Он получил пощечину. Наверняка впервые в жизни. Услышал: «Du verfluchter Jude!»[46] Во всех записях времен Катастрофы повторяется один и тот же мотив шока от первого физического или психологического проявления презрения со стороны гитлеровца. Потом эти унизительные случаи стали учащаться. Начались более страшные дела. Но осталось чувство, что уничтожены все прежние иерархии, нарушены границы, попраны принципы. Оскорбленная гордость болит так же сильно, как и израненное тело. А может, даже сильнее. Ведь в Талмуде сказано: «Каждый, кто позорит человека публично, все равно что проливает его кровь»[47].
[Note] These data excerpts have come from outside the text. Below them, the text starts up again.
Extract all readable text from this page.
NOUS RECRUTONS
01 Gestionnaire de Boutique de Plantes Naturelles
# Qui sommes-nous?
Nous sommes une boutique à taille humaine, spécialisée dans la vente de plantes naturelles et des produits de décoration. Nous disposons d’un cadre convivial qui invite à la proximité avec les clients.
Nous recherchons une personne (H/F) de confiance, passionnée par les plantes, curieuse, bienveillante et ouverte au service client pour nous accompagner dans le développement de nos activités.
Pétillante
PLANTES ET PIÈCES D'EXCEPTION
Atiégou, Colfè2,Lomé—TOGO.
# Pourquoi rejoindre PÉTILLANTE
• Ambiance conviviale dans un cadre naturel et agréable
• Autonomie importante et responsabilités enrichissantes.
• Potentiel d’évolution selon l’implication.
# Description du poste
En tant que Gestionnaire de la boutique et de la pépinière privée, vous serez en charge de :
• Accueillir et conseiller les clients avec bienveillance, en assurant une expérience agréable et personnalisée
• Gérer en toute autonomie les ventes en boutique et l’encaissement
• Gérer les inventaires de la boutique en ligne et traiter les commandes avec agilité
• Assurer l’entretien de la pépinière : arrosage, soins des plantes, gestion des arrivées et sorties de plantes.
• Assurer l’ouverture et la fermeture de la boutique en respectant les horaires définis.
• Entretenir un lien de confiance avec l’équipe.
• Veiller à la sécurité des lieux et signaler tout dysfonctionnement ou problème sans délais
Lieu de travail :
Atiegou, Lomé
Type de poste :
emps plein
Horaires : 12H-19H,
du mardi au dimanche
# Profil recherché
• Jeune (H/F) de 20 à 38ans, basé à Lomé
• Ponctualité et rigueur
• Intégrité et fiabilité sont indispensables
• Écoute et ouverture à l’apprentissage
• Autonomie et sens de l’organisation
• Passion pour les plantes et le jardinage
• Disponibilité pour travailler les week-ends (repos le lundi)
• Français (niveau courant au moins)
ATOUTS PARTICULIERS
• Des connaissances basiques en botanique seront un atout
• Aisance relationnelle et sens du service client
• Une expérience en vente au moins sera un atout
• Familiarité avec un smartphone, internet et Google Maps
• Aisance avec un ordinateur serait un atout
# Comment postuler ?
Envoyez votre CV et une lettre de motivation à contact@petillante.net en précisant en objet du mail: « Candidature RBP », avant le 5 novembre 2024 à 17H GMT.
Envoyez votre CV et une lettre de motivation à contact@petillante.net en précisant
Корчак был проницательным наблюдателем и видел, что тактика гитлеровцев направлена на то, чтобы лишить преследуемых достоинства и чести – знаков принадлежности к человечеству. Но он не собирался смиренно покоряться им. Верный своей анархичной натуре, он начал борьбу за суверенитет. Поэтому и отказался носить повязку. В битком набитом оккупантами дворце Бланка старый, слабый, беззащитный человек вышел сразиться с врагом один на один. И выиграл первую схватку. Его не застрелили на месте. Посадили в Павяк.